Osborne humiliated as UK loses AAA credit rating
By George Eaton, New Statesman
Published 22 February 2013 22:50
Back in February 2010, a few months before he entered the Treasury, George Osborne declared: “Our first benchmark is to cut the deficit more quickly to safeguard Britain’s credit rating. I know that we are taking a political gamble to set this up as a measure of success.” A gamble it was and how it has backfired on the Chancellor. Tonight, Moody’s became the first rating agency to strip the UK of its AAA credit rating (downgrading it to AA1), citing the “continuing weakness” in the UK’s growth outlook and its “high and rising debt burden”.
For Osborne, who chose to make our credit rating the ultimate metric of economic stability, it is a humiliating moment. Not my words, but his. During one of his rhetorical assaults against Labour in August 2009, he warned: “Britain faces the humiliating possibility of losing its international credit rating”. Rarely before or after becoming Chancellor, did Osborne miss an opportunity to remind us just how important he thought the retention of our AAA rating was.
…
By Osborne’s own logic, then, his deficit plan is no longer credible.
…
The economic consequences of the downgrade are unlikely to be significant. France and the US, for instance, have seen no rise in their borrowing costs since losing their AAA ratings (in fact, yields on US and French bonds have fallen). All the evidence we have suggests that the market is prepared to lend to countries that can borrow in their own currencies (such as the UK) and that enjoy the benefits of an independent monetary policy, regardless of their credit ratings or their debt levels. But the politics of the downgrade are toxic for Osborne.Still, you might ask, why should we listen to Moody’s, the agency that gave AIG an AAA rating just a month before it collapsed? The answer is simple: we shouldn’t. But this doesn’t alter the fact that Osborne did. For political purposes, he used Britain’s credit rating as a stick to beat Labour with. He can hardly complain if others now use this move against him. Tonight, the Chancellor has been hoist with his own petard.

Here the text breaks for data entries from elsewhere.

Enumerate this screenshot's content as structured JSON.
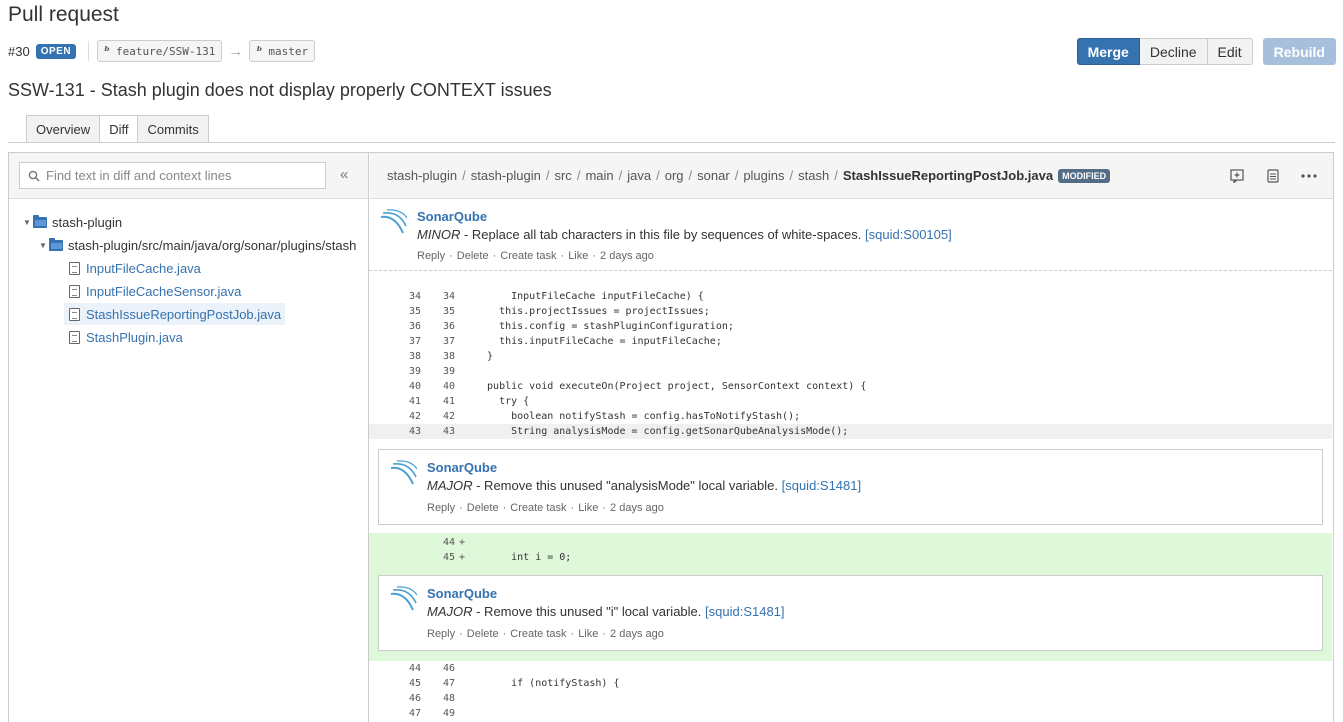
{
  "page": {
    "title": "Pull request"
  },
  "pr": {
    "number": "#30",
    "status": "OPEN",
    "source_branch": "feature/SSW-131",
    "target_branch": "master",
    "title": "SSW-131 - Stash plugin does not display properly CONTEXT issues"
  },
  "actions": {
    "merge": "Merge",
    "decline": "Decline",
    "edit": "Edit",
    "rebuild": "Rebuild"
  },
  "tabs": [
    {
      "label": "Overview"
    },
    {
      "label": "Diff"
    },
    {
      "label": "Commits"
    }
  ],
  "sidebar": {
    "search_placeholder": "Find text in diff and context lines",
    "collapse_label": "«",
    "tree": {
      "root": "stash-plugin",
      "folder": "stash-plugin/src/main/java/org/sonar/plugins/stash",
      "files": [
        "InputFileCache.java",
        "InputFileCacheSensor.java",
        "StashIssueReportingPostJob.java",
        "StashPlugin.java"
      ]
    }
  },
  "diff_header": {
    "crumbs": [
      "stash-plugin",
      "stash-plugin",
      "src",
      "main",
      "java",
      "org",
      "sonar",
      "plugins",
      "stash"
    ],
    "separator": "/",
    "file": "StashIssueReportingPostJob.java",
    "badge": "MODIFIED"
  },
  "comments": {
    "file_comment": {
      "author": "SonarQube",
      "severity": "MINOR",
      "text": " - Replace all tab characters in this file by sequences of white-spaces. ",
      "rule": "[squid:S00105]",
      "actions": [
        "Reply",
        "Delete",
        "Create task",
        "Like",
        "2 days ago"
      ]
    },
    "comment_1": {
      "author": "SonarQube",
      "severity": "MAJOR",
      "text": " - Remove this unused \"analysisMode\" local variable. ",
      "rule": "[squid:S1481]",
      "actions": [
        "Reply",
        "Delete",
        "Create task",
        "Like",
        "2 days ago"
      ]
    },
    "comment_2": {
      "author": "SonarQube",
      "severity": "MAJOR",
      "text": " - Remove this unused \"i\" local variable. ",
      "rule": "[squid:S1481]",
      "actions": [
        "Reply",
        "Delete",
        "Create task",
        "Like",
        "2 days ago"
      ]
    }
  },
  "code_blocks": {
    "context_1": [
      {
        "old": "34",
        "new": "34",
        "code": "      InputFileCache inputFileCache) {"
      },
      {
        "old": "35",
        "new": "35",
        "code": "    this.projectIssues = projectIssues;"
      },
      {
        "old": "36",
        "new": "36",
        "code": "    this.config = stashPluginConfiguration;"
      },
      {
        "old": "37",
        "new": "37",
        "code": "    this.inputFileCache = inputFileCache;"
      },
      {
        "old": "38",
        "new": "38",
        "code": "  }"
      },
      {
        "old": "39",
        "new": "39",
        "code": ""
      },
      {
        "old": "40",
        "new": "40",
        "code": "  public void executeOn(Project project, SensorContext context) {"
      },
      {
        "old": "41",
        "new": "41",
        "code": "    try {"
      },
      {
        "old": "42",
        "new": "42",
        "code": "      boolean notifyStash = config.hasToNotifyStash();"
      },
      {
        "old": "43",
        "new": "43",
        "code": "      String analysisMode = config.getSonarQubeAnalysisMode();"
      }
    ],
    "added": [
      {
        "old": "",
        "new": "44",
        "marker": "+",
        "code": ""
      },
      {
        "old": "",
        "new": "45",
        "marker": "+",
        "code": "      int i = 0;"
      }
    ],
    "context_2": [
      {
        "old": "44",
        "new": "46",
        "code": ""
      },
      {
        "old": "45",
        "new": "47",
        "code": "      if (notifyStash) {"
      },
      {
        "old": "46",
        "new": "48",
        "code": ""
      },
      {
        "old": "47",
        "new": "49",
        "code": ""
      }
    ]
  },
  "icons": {
    "folder": "folder-icon",
    "file": "file-icon",
    "branch": "branch-icon",
    "search": "search-icon",
    "add_comment": "add-comment-icon",
    "view_file": "file-view-icon",
    "more": "more-icon",
    "avatar": "sonarqube-logo-icon"
  },
  "colors": {
    "accent": "#3572b0",
    "added_bg": "#dff8d9",
    "rebuild_disabled": "#a6c0db"
  }
}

“I don’t care what the ratings agencies think about anything, but if it’s a stark reminder of anything it’s a stark reminder that you’re the stupidest fucking person on the face of the planet.”- Atrios
“Often “austerity” and the “need” for budget cuts are just excuses to kicks the poors and olds and ram through whatever horrible agenda you wanted to ram through in the first place. But I think the simpleton Gideon Osborne really believes it. He likes kicking the olds and the poors too, but he’ll nonetheless be proved fucking right.
Except he won’t.
And for some reason Labour is unwilling to just say Shit Is Fucked Up And Bullshit, austerity bites, and we gotta step on the gas.”- Atrios
The condensed Moody’s downgrade
By Alex Hern, New Statesman
Published 23 February 2013 10:43
Some will focus on the fact that Moody’s analysis starts with poor growth as the basic factor for Osborne’s failure. Others will note that Moody’s is still a firm advocate of high-speed deficit reduction.
Still others, myself included, will argue that, apart from the fact that the Chancellor has been hoist by his own petard, all the news really does is prove yet again that ratings agencies aren’t very good at their jobs. Moody’s recognises that Britain’s economic travails stem from depressed growth, but its analysis seems incapable of progressing on from there. Taken as a whole, the agency is saying, with a straight face, that “Britain’s attempts to cut its debt have harmed its attempts to cut its debt, and this could harm its attempts to cut its debt”, and it sees nothing problematic with that.
Really, nothing in Moody’s analysis matters. The only important part of it is that one missing A, and the effect that has on Osborne’s credibility.